Not only that, but it made me realize that I’m not immune to rejection or someone disliking me. In fact, I’m just as likely to experience it as others. This was new information to me. Yes, seriously.
I felt like a crazy person.
Honestly, my immediate thought was to wonder what I’d done wrong to make this guy feel this way. I felt like my reality had been shaken a bit and I felt very unsteady. I didn’t understand what actions of mine led me to this point since in my head, I’d done everything right.
It scared the crap out of me.
I did really like this guy and the last thing I want to do is mess it up, so it terrified me when he basically told me I was way too much. I feared that I wouldn’t know how to tone things down and wondered if I even needed to at all. I was also afraid that I wouldn’t be okay if we broke up (which was a lie I was telling myself).
It made me want to close off.
I was mad, I wanted to shut down and close him out. I wanted to take all my feelings for him and throw them in the trash. I was angry as well as afraid. I didn’t want to get hurt and it seemed like that was where the conversation was leading. Naturally, I wanted to protect myself by closing off from intimacy. I did this by being really quiet.
My first reaction was to take sexual things off the table.
We had been fooling around up to that point. One of the first things I did was I said that if we were going to slow things down and I was going to chill out then sexual things were going to be taken off of the table. I didn’t want to be physically intimate with someone who was just figuring out if they liked me or not when I was sure that I liked him.
I really thought we had potential.
It hurt because I cared. This was someone that I’d developed feelings for, someone I really liked. I thought that things were going well, but apparently, he thought there was this imbalance. It dug deep because I don’t have feelings often for people like the way I did for him.

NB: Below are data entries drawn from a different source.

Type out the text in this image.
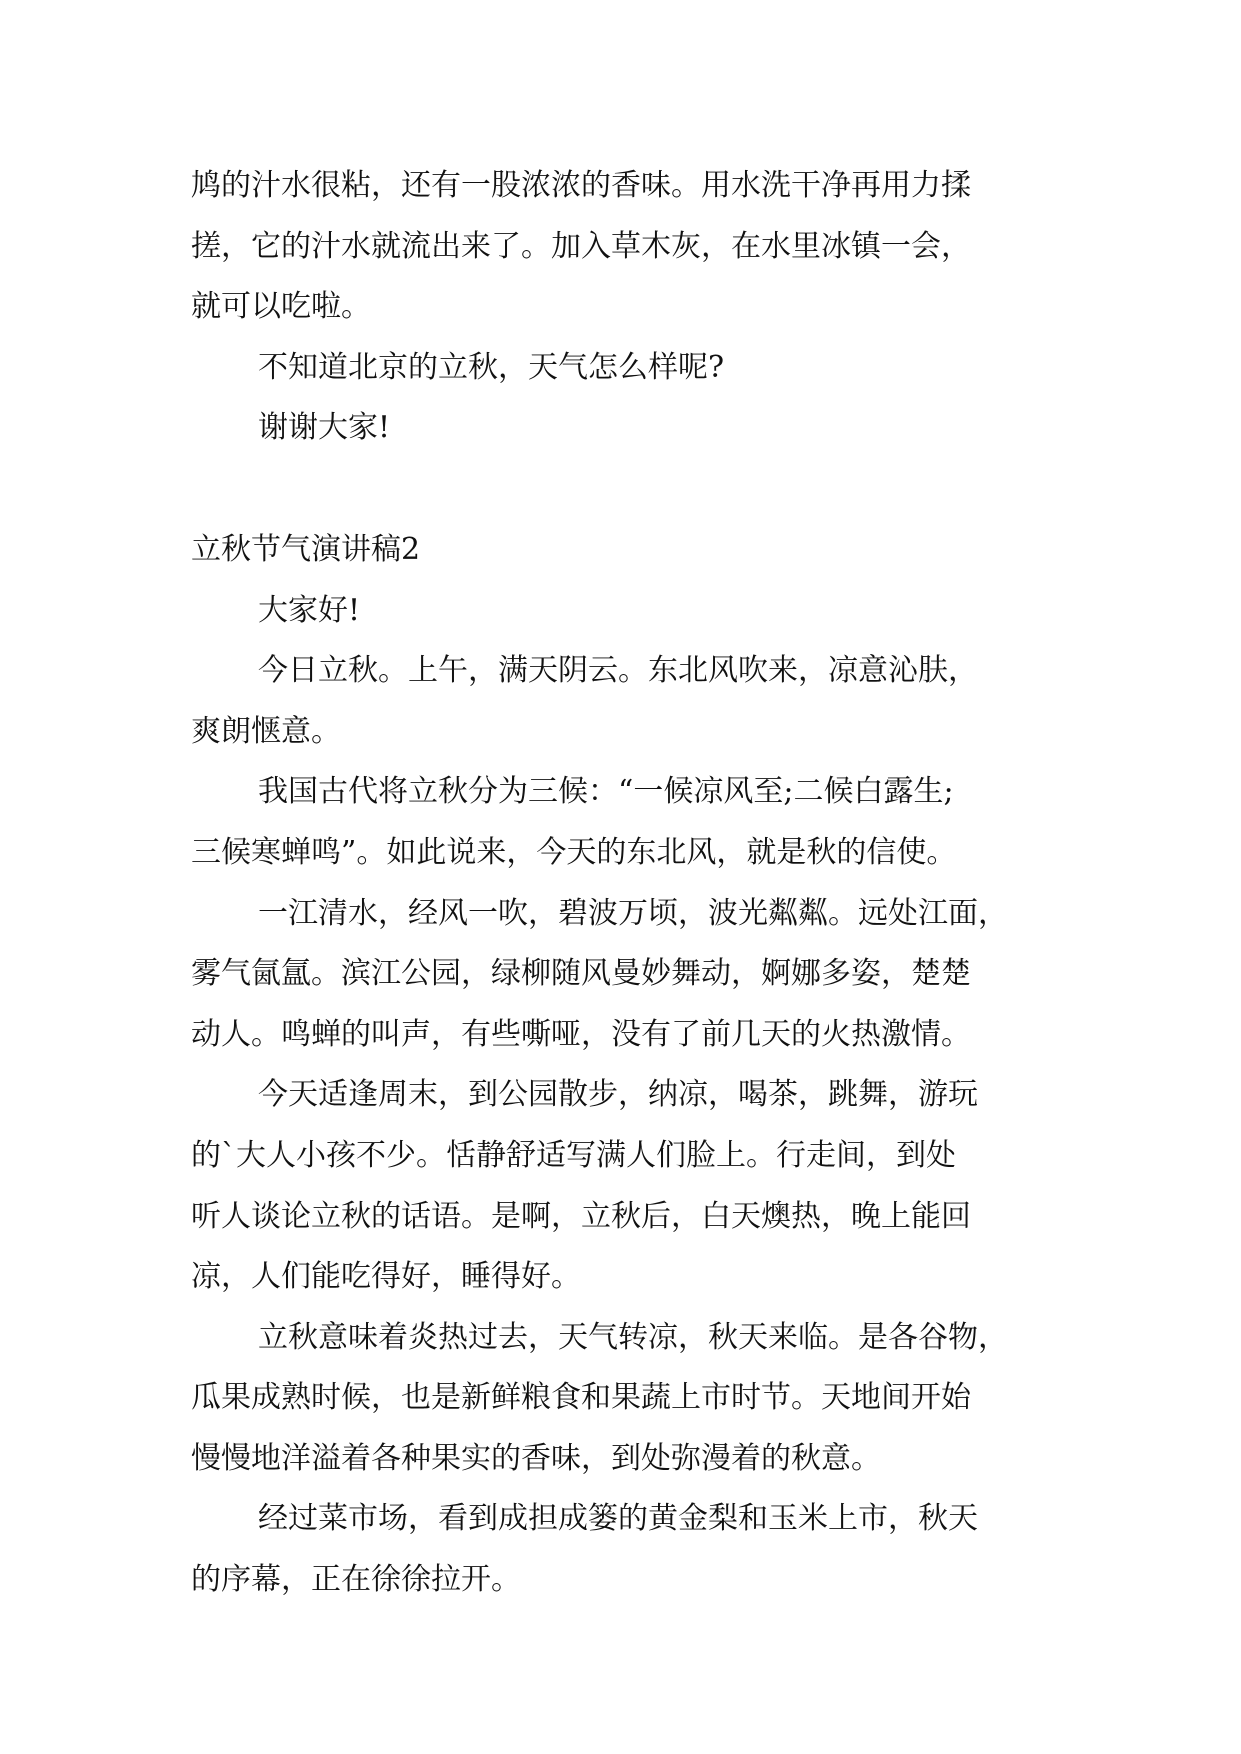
鸠的汁水很粘，还有一股浓浓的香味。用水洗干净再用力揉

搓，它的汁水就流出来了。加入草木灰，在水里冰镇一会，

就可以吃啦。

不知道北京的立秋，天气怎么样呢?

谢谢大家!

立秋节气演讲稿2

大家好!

今日立秋。上午，满天阴云。东北风吹来，凉意沁肤，

爽朗惬意。

我国古代将立秋分为三候：“一候凉风至;二候白露生;

三候寒蝉鸣”。如此说来，今天的东北风，就是秋的信使。

一江清水，经风一吹，碧波万顷，波光粼粼。远处江面，

雾气氤氲。滨江公园，绿柳随风曼妙舞动，婀娜多姿，楚楚

动人。鸣蝉的叫声，有些嘶哑，没有了前几天的火热激情。

今天适逢周末，到公园散步，纳凉，喝茶，跳舞，游玩

的`大人小孩不少。恬静舒适写满人们脸上。行走间，到处

听人谈论立秋的话语。是啊，立秋后，白天燠热，晚上能回

凉，人们能吃得好，睡得好。

立秋意味着炎热过去，天气转凉，秋天来临。是各谷物，

瓜果成熟时候，也是新鲜粮食和果蔬上市时节。天地间开始

慢慢地洋溢着各种果实的香味，到处弥漫着的秋意。

经过菜市场，看到成担成篓的黄金梨和玉米上市，秋天

的序幕，正在徐徐拉开。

This idea was based on assumptions.
What was the most frustrating about all of this was that he wasn’t basing his idea off of actual facts or experiences. He was basing it off of assumptions and things he had made up in his head. In other words, I had to hear this for pretty much no reason because he realized that he hadn’t actually based his thoughts on something concrete.
After talking, he retracted his statement.

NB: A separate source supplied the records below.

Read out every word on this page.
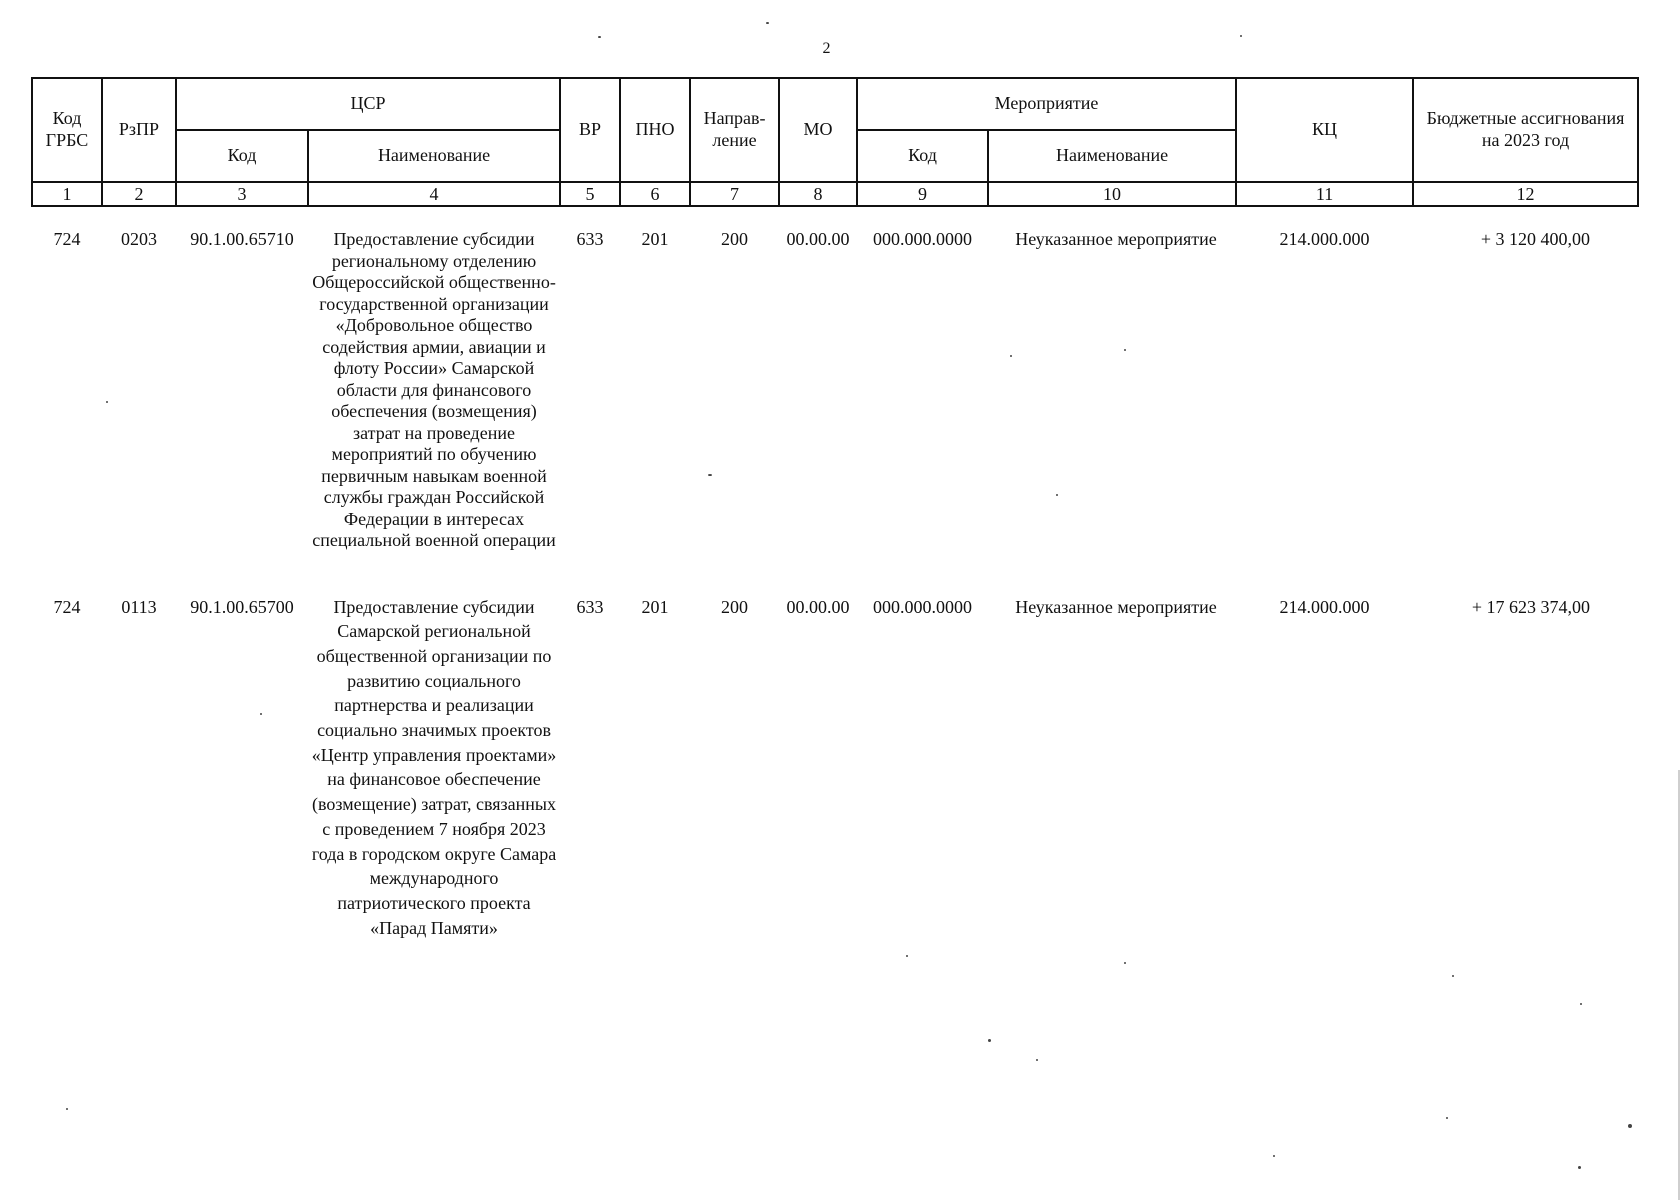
2
Код ГРБС	РзПР	ЦСР		ВР	ПНО	Направ-ление	МО	Мероприятие		КЦ	Бюджетные ассигнования на 2023 год
		Код	Наименование					Код	Наименование		
1	2	3	4	5	6	7	8	9	10	11	12

724	0203	90.1.00.65710	Предоставление субсидии региональному отделению Общероссийской общественно-государственной организации «Добровольное общество содействия армии, авиации и флоту России» Самарской области для финансового обеспечения (возмещения) затрат на проведение мероприятий по обучению первичным навыкам военной службы граждан Российской Федерации в интересах специальной военной операции	633	201	200	00.00.00	000.000.0000	Неуказанное мероприятие	214.000.000	+ 3 120 400,00
724	0113	90.1.00.65700	Предоставление субсидии Самарской региональной общественной организации по развитию социального партнерства и реализации социально значимых проектов «Центр управления проектами» на финансовое обеспечение (возмещение) затрат, связанных с проведением 7 ноября 2023 года в городском округе Самара международного патриотического проекта «Парад Памяти»	633	201	200	00.00.00	000.000.0000	Неуказанное мероприятие	214.000.000	+ 17 623 374,00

Once we had a conversation about my side of things, what I thought and how I felt, then he realized his statement wasn’t true. He didn’t realize how much we really were on the same page and he figured out that I wasn’t trying to force him into anything. He saw that I’m actually a normal person and not some crazy love fiend. What do ya know?

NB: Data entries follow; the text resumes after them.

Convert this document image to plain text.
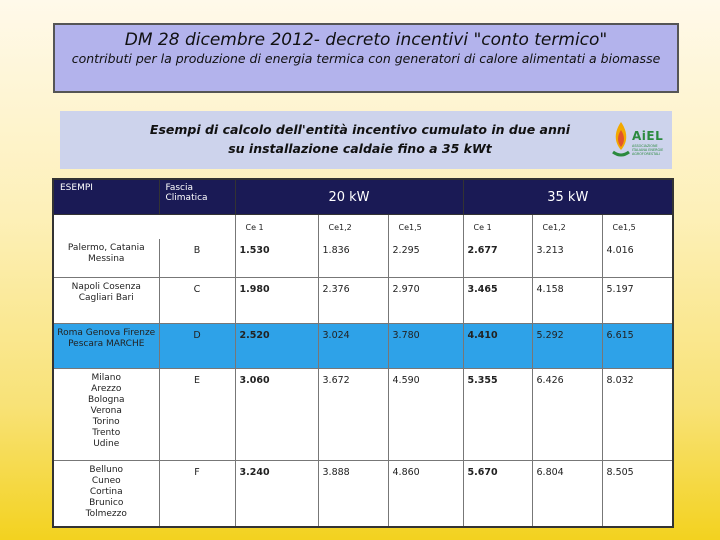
DM 28 dicembre 2012- decreto incentivi "conto termico"
contributi per la produzione di energia termica con generatori di calore alimentati a biomasse
Esempi di calcolo dell'entità incentivo cumulato in due anni
su installazione caldaie fino a 35 kWt
AiEL
ASSOCIAZIONE ITALIANA ENERGIE AGROFORESTALI
ESEMPI	Fascia Climatica	20 kW			35 kW		
		Ce 1	Ce1,2	Ce1,5	Ce 1	Ce1,2	Ce1,5
Palermo, Catania Messina	B	1.530	1.836	2.295	2.677	3.213	4.016
Napoli Cosenza Cagliari Bari	C	1.980	2.376	2.970	3.465	4.158	5.197
Roma Genova Firenze Pescara MARCHE	D	2.520	3.024	3.780	4.410	5.292	6.615
Milano Arezzo Bologna Verona Torino Trento Udine	E	3.060	3.672	4.590	5.355	6.426	8.032
Belluno Cuneo Cortina Brunico Tolmezzo	F	3.240	3.888	4.860	5.670	6.804	8.505
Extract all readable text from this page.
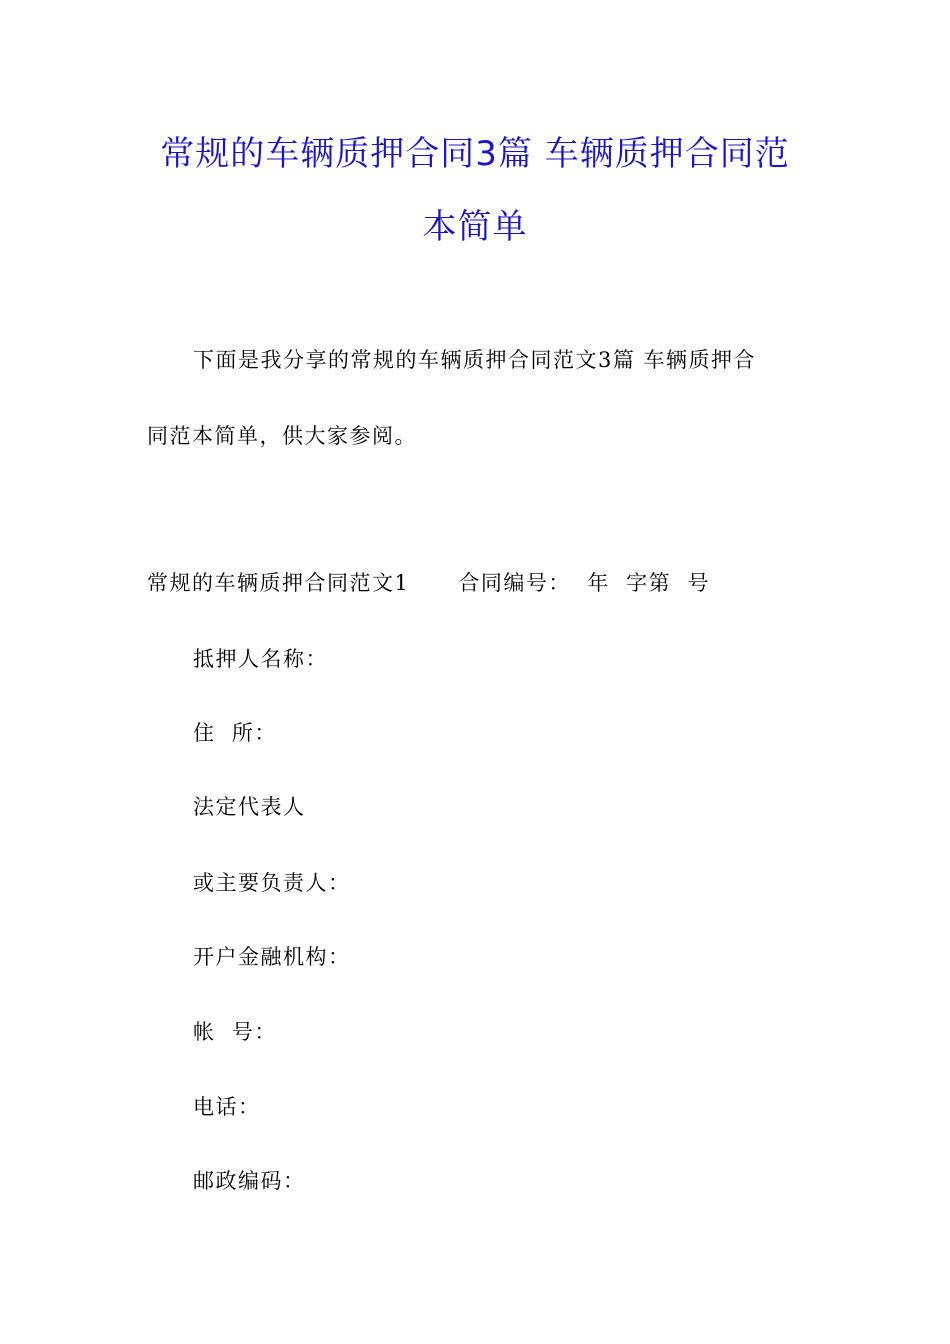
常规的车辆质押合同3篇 车辆质押合同范
本简单
下面是我分享的常规的车辆质押合同范文3篇 车辆质押合
同范本简单，供大家参阅。
常规的车辆质押合同范文1      合同编号：  年  字第  号
抵押人名称：
住  所：
法定代表人
或主要负责人：
开户金融机构：
帐  号：
电话：
邮政编码：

The comment was hurtful anyway.
He apologized and took it back, but it still hurt like heck. It was a low jab, knocking at my insecurities and destabilizing me. Even though he retracted his statement, the damage was done. It still left me feeling guarded and like a fool. I couldn’t let go of it that easily.
I actually think what he said was BS.
He realized it was BS, but I also had to come to that realization too. The truth of the matter is that he liked me a lot and I could tell. It’s obvious in the way and the frequency that he touched me as well as other things that he did, like bringing me around his friends. It’s obvious that he liked me, so I really didn’t have to worry about that despite what he said.
There were some ways I could change.
I’ve been talking a lot about how what he said was crap and not true, but there was a grain of truth to it. The reality is that I can come on really intensely and sometimes this may be scary to potential lovers. I’ve been known to move too fast and to rush into things, so I started working on all of that and tried to chill out so that this relationship could work.
Ultimately, it’s not that big a deal — liking each other more or less happens.
How much people like each other is seldom 100% equal. It’s fair that sometimes one person might have more feelings than the other person. Someone may be more into it. This isn’t a big deal and doesn’t mean the relationship is doomed. So, even if at some point he does decide I like him more than he likes me, there’s still a good chance the relationship can bloom.